Many Types of Social Media and Many Contexts of Production

The report indicated that blogging was seen as a neutral activity (or counterproductive, if it was done at the expense of traditional publishing) for academics when it came to career advancement in higher education.  Because blogs were not peer reviewed, they were “generally viewed as a waste of time.”  According to Harley, even reading blogs can be perceived as a “time sink.”  However, she also asserted that it was important to recognize the range of self-publishing activities that academics might take part in, which might be difficult to treat reductively as a single genre.  “Blogging.  What do we mean by that?  Is it maintaining a running commentary on some academic topic that you are considered an expert and raconteur in? Commenting on the news in some fields? A public service organ connecting volunteers? Maintaining a more sophisticated version of a listserv with announcements? A gossip sheet? A way to get your personal yayas and exhibitionist tendencies out? Facebook posts?
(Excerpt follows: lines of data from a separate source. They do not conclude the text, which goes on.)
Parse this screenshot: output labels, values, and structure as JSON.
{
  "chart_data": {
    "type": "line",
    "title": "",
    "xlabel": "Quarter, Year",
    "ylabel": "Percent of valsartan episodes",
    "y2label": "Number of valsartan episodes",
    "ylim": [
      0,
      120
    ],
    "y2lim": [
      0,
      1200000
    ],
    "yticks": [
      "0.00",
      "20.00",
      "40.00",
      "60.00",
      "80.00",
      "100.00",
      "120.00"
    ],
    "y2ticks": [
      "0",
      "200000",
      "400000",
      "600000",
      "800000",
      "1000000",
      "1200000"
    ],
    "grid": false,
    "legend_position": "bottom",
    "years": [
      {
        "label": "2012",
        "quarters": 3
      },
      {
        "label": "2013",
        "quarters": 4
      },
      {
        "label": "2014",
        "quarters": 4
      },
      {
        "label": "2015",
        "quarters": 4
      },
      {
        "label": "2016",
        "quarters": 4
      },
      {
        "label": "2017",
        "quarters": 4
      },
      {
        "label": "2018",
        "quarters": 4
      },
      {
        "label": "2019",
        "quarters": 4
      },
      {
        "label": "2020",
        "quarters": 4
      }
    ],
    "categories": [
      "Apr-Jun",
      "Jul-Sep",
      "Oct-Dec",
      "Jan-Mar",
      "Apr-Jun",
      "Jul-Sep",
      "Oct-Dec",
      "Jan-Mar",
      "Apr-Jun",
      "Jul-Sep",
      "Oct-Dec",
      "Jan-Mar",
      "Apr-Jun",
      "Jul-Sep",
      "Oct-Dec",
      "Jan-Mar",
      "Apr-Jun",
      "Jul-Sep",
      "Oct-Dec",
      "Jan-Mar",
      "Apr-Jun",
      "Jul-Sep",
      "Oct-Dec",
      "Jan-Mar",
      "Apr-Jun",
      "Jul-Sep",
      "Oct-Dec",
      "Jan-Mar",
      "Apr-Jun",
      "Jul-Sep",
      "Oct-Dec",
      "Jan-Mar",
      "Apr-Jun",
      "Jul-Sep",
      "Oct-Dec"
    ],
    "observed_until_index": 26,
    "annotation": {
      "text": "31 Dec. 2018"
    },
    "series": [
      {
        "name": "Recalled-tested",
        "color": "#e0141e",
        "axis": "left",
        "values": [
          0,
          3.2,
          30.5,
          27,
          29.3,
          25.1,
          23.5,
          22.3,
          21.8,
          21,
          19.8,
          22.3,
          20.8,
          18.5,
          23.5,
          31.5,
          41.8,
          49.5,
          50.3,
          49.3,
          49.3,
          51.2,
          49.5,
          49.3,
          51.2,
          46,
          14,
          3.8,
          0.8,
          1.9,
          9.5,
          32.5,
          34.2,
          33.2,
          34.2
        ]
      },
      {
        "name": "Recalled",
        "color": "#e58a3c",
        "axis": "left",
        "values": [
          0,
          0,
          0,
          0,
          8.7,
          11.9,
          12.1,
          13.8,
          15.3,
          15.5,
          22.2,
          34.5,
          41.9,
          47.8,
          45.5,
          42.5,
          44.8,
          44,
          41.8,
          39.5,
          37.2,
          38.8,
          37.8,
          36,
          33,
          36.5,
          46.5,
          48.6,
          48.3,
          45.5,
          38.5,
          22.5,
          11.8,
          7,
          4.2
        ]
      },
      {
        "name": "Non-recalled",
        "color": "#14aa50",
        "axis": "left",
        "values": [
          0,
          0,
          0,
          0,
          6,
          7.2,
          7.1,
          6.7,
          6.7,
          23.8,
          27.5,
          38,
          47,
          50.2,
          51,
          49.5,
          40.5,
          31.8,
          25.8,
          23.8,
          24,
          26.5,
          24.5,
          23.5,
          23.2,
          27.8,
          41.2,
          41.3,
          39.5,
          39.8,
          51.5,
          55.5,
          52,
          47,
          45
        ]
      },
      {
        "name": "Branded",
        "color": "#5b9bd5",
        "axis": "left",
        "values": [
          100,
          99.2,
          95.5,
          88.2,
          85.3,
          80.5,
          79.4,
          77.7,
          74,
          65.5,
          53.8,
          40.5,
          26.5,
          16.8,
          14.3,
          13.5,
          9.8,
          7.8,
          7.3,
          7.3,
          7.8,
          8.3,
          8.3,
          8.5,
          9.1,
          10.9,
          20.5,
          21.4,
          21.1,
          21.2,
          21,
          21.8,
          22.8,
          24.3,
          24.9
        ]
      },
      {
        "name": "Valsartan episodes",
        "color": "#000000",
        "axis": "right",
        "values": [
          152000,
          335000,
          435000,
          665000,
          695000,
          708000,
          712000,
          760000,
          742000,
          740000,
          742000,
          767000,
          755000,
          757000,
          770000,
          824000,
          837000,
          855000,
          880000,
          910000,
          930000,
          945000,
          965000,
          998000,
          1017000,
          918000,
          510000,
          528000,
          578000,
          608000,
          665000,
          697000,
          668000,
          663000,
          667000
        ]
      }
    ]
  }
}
Twitter?”

She also noted that “higher education” comes in many forms and is comprised of many stakeholders, because “options available to students can range from cosmetology colleges to liberal arts colleges to for-profits to research universities.”  In many ways there is much more variety in higher education than in K-12 education, so Harley insists that it is difficult to speak definitively about what digital media and learning means to adult students as individuals who are, for better or worse,  often seeking degrees and certificates as a way to get jobs.

Studying Movements and Change Rather Than Advocating for Them

Harley explained how her report is intended to foster more meaningful digital media and learning experiences in higher education by exposing both the wishful thinking of would-be reformers and the reasons that institutional constraints came into existence in the first place.  For her, the “hopes and dreams for a new world order created by Web 2.0” will inevitably be balanced not only by “disciplinary culture and tradition,” but also by an “individual’s imperative to advance his or her career and field.”

Harley described herself not as a pessimist, but as someone who values and does “rigorous empirical work.”  Although she might “challenge the punditry that calls for, or predicts, a dismantling of the higher education system as we know it,” she also expressed her hope that “new media can help a new generation communicate effectively and engagingly, especially with the written word.”  However, she reminded her audience that for digital pedagogy to be effective on college campuses, “faculty values and their significant disciplinary experience will be key in many ways. They will need to be honored in the conversation — rather than dismissed as Luddites — if they don’t buy-in entirely to digital utopian dreams.”